Há risco de o Brasil ser afetado por aumento de tarifas?
É uma mera questão de tempo até o Brasil ser afetado. Semana que vem Trump vai anunciar para a União Europeia. O Brasil será afetado. Vejo duas trajetórias possíveis na área comercial. Uma delas tem fins transacionais " ou seja, ameaça para negociar e obter concessões, inclusive no setor comercial dos demais países. Por outro lado, há uma segunda linha, em que se acredita que as tarifas são um mecanismo legítimo para resolver déficits comerciais. Para eles, os déficits comerciais representam um dano à economia americana. E sabemos que vai ter retaliação. É evidente que ele vai ter que compensar esse tiro no próprio pé, estabelecendo tarifas sobre os outros. Isso pode ser o começo de uma história dolorosa. A dúvida apenas é como vai chegar ao Brasil. Ele pode optar por uma tarifa geral ou por medidas mais específicas. O nosso pessoal de aço e alumínio tem que estar preocupado agora.
O presidente Lula afirmou que o Brasil responderia de forma recíproca, mas especialistas dizem que a resposta estaria limitada. Temos condição de responder à altura?
A China já entrou com um pedido na OMC, mas não vai esperar o resultado. Ela vai aplicar (taxas) assim como fez no primeiro mandato de Trump. Até porque a OMC está, na prática, paralisada como órgão apelativo. O tribunal de apelação está incompleto porque os juízes que deveriam ser indicados pelos EUA não foram nomeados.
Infelizmente, a ordem global está de cabeça para baixo. Não temos neste momento nenhum sistema de regras que prevaleça. Por isso mesmo, o Canadá não esperou ação na OMC para responder e já anunciou sua retaliação. Imagino que o governo brasileiro esteja fazendo ou já tenha feito o dever de casa de verificar como poderá jogar tarifas de volta. O Brasil tem um escopo mais limitado do ponto de vista do que pode fazer. Os americanos poderão não usufruir tanto das exportações brasileiras de suco de laranja, de cana-de-açúcar e alguns outros produtos, mas não é tão doloroso. Mas, para o Brasil, pior é não fazer. É claro que isso pode dar lugar a outras rodadas do Trump, mas já vimos esse mundo nos anos 1930. No limite, todo mundo sofre nesse cenário.
O que essa escalada das tarifas representa para as trocas comerciais?

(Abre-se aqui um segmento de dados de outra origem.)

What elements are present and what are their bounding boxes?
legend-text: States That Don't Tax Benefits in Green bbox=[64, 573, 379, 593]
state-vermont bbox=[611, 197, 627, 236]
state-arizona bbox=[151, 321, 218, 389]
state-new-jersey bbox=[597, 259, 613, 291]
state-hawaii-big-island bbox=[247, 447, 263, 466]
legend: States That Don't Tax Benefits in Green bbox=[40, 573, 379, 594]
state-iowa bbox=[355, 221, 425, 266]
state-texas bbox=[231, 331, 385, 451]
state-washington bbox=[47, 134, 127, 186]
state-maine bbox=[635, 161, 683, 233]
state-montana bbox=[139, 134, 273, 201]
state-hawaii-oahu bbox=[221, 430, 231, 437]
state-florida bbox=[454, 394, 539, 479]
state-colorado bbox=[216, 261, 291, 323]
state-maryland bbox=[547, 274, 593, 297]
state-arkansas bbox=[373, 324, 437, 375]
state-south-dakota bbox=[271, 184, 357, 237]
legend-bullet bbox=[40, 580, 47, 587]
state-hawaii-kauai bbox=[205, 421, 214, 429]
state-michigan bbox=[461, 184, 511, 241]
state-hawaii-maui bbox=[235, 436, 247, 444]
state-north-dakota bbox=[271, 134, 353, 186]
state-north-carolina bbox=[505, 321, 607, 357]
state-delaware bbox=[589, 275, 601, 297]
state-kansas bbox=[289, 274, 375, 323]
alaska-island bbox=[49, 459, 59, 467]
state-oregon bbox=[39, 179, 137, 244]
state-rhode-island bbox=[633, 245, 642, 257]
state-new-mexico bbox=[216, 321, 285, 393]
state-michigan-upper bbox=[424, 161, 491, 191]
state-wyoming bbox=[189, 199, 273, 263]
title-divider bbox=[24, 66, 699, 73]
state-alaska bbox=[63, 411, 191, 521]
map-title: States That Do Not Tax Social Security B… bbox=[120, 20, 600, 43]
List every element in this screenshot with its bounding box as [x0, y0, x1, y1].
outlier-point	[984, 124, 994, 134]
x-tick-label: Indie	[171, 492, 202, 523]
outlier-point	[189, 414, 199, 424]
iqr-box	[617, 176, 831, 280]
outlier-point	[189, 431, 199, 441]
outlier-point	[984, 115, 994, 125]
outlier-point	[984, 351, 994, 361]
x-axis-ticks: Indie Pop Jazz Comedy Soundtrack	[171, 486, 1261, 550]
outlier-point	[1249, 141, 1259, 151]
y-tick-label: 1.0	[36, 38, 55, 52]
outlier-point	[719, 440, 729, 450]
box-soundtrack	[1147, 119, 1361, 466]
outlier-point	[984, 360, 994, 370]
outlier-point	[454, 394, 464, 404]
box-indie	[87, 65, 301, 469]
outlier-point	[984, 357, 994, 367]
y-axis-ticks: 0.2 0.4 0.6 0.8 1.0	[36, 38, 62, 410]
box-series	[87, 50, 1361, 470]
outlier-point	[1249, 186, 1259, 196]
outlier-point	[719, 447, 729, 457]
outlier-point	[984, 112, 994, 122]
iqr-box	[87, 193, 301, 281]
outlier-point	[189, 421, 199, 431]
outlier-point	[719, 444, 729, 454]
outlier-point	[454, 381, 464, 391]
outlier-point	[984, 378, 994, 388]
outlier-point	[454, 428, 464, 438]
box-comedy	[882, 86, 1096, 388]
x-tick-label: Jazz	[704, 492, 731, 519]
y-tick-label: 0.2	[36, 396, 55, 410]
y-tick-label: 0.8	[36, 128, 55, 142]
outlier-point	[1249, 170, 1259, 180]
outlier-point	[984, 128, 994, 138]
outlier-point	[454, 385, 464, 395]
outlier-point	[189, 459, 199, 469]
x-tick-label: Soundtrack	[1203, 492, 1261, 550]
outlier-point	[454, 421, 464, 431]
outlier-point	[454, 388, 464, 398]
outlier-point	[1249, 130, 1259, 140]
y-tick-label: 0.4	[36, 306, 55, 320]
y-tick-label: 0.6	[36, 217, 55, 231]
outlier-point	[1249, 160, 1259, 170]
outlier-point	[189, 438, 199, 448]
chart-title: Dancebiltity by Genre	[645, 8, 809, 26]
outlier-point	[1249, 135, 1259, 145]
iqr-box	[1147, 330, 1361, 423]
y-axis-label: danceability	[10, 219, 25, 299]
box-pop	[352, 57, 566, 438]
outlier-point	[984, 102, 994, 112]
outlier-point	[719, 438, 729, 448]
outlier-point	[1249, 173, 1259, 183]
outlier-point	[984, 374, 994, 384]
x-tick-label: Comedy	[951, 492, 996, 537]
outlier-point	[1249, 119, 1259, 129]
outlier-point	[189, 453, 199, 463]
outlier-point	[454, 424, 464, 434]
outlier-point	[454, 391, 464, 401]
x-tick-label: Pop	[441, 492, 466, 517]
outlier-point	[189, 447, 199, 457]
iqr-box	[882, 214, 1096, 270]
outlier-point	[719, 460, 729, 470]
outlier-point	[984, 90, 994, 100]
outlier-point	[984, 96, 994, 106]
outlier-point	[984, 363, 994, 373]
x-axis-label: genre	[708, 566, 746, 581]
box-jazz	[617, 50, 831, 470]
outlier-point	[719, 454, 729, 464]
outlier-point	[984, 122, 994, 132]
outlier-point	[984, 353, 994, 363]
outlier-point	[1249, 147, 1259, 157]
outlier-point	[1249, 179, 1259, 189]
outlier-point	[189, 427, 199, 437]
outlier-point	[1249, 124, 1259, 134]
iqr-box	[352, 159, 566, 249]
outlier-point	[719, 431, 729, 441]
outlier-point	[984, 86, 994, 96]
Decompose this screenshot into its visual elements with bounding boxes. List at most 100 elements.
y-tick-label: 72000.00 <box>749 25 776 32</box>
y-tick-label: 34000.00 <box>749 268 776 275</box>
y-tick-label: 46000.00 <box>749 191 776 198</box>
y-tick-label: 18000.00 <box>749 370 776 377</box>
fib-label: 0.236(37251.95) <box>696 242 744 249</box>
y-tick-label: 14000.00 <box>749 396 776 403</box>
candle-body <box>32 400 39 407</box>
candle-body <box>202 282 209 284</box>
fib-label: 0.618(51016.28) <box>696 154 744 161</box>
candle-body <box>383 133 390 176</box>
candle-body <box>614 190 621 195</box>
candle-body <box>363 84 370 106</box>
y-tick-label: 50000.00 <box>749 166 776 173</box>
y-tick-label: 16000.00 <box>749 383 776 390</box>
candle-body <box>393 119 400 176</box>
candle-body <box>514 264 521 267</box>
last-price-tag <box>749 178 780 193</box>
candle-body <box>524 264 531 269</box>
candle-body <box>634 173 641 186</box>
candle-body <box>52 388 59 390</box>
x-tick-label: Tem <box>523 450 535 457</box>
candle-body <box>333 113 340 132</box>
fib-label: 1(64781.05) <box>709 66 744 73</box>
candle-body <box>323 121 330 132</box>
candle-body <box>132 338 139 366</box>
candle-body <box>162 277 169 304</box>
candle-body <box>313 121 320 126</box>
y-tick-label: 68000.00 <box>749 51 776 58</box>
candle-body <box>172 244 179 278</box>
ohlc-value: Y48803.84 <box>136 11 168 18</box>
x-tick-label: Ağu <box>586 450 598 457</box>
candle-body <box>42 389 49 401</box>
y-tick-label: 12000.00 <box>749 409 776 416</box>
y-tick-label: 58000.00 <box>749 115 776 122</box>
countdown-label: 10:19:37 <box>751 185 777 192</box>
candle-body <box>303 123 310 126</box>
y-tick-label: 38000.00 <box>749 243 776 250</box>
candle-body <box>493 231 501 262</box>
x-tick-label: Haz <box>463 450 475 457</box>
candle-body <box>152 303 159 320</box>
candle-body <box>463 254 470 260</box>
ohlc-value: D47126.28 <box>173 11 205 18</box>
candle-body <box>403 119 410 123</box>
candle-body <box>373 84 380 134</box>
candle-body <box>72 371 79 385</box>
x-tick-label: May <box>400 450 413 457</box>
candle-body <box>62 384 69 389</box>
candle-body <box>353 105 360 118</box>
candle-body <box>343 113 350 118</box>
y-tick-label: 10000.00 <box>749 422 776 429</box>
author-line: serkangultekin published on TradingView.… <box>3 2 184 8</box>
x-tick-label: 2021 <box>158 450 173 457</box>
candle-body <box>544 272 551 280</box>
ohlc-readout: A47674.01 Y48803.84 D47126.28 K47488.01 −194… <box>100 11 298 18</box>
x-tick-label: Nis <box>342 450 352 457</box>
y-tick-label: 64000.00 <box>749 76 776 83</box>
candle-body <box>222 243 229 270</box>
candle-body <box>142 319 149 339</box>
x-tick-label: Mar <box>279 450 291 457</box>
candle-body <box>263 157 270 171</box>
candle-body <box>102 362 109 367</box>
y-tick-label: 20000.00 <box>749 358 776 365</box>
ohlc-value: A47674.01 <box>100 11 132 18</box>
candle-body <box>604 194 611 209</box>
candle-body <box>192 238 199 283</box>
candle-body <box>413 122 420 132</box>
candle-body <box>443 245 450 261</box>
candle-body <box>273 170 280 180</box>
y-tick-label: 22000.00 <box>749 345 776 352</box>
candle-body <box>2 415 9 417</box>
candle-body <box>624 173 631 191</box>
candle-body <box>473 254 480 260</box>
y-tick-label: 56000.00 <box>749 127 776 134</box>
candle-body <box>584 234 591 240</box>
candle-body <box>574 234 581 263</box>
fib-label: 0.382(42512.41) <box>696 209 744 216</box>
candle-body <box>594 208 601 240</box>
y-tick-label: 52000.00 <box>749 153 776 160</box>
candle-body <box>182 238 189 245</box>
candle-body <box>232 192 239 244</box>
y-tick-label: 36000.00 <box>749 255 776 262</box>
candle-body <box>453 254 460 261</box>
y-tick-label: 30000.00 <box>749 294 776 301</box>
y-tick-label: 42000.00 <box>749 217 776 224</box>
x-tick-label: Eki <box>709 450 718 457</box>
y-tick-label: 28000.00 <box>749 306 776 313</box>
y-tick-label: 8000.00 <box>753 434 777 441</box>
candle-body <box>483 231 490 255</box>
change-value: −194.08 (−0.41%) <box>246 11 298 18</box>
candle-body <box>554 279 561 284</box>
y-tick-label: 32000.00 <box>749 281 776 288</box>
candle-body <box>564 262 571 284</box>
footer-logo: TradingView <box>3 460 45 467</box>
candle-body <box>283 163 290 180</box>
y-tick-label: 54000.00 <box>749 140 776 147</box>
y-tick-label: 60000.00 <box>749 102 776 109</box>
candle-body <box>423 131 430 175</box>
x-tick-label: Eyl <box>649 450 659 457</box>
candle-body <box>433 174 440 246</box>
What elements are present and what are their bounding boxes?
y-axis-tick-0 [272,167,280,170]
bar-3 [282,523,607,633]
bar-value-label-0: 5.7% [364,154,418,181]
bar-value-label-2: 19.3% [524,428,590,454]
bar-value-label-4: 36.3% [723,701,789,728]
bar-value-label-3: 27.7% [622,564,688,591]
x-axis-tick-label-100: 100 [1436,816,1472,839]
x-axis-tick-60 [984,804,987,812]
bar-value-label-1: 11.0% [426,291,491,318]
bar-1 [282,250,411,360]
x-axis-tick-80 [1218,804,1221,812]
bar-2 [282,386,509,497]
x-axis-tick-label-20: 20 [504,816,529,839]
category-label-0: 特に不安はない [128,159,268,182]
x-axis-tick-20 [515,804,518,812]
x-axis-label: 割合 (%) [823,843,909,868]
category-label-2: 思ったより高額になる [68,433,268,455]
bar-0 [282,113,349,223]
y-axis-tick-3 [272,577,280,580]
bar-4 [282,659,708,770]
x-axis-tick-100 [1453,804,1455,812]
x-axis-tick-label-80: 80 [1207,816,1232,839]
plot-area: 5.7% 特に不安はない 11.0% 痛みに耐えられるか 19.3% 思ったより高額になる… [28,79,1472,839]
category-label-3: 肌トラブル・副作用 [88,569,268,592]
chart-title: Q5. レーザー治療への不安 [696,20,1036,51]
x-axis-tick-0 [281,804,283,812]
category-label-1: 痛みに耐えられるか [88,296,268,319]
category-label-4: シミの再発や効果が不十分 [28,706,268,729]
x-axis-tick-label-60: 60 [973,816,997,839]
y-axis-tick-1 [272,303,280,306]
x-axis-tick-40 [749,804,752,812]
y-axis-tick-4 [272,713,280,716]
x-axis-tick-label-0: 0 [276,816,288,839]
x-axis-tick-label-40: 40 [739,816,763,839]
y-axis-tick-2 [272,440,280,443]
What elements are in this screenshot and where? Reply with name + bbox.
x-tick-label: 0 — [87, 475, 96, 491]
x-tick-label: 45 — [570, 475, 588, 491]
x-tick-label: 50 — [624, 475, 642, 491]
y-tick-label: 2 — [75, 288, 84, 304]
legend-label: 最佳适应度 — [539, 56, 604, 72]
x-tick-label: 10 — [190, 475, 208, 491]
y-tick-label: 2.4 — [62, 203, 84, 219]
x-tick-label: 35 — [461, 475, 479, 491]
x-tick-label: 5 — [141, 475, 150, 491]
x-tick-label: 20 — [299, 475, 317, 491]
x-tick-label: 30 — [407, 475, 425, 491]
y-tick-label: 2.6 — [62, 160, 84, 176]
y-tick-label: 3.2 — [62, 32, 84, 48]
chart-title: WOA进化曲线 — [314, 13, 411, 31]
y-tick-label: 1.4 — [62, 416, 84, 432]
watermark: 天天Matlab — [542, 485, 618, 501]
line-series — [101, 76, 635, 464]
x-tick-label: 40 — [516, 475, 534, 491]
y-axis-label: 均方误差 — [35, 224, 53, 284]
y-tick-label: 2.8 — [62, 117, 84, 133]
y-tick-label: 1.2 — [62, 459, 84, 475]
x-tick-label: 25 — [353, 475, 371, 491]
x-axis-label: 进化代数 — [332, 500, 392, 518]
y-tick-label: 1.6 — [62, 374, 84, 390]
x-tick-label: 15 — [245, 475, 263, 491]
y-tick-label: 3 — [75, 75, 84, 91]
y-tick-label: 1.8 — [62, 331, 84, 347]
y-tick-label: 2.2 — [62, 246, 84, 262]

Os preços vão subir porque as cadeias produtivas não mudam da noite para o dia a configuração de produção. Essas cadeias são integradas. E há também o impacto nas taxas de câmbio. Não é fortuito que desde a campanha eleitoral, especialmente após a vitória do Trump, o peso mexicano e o dólar canadense tenham se deteriorado em relação ao dólar americano, antevendo um impacto maior e mais imediato sobre os parceiros comerciais dos EUA.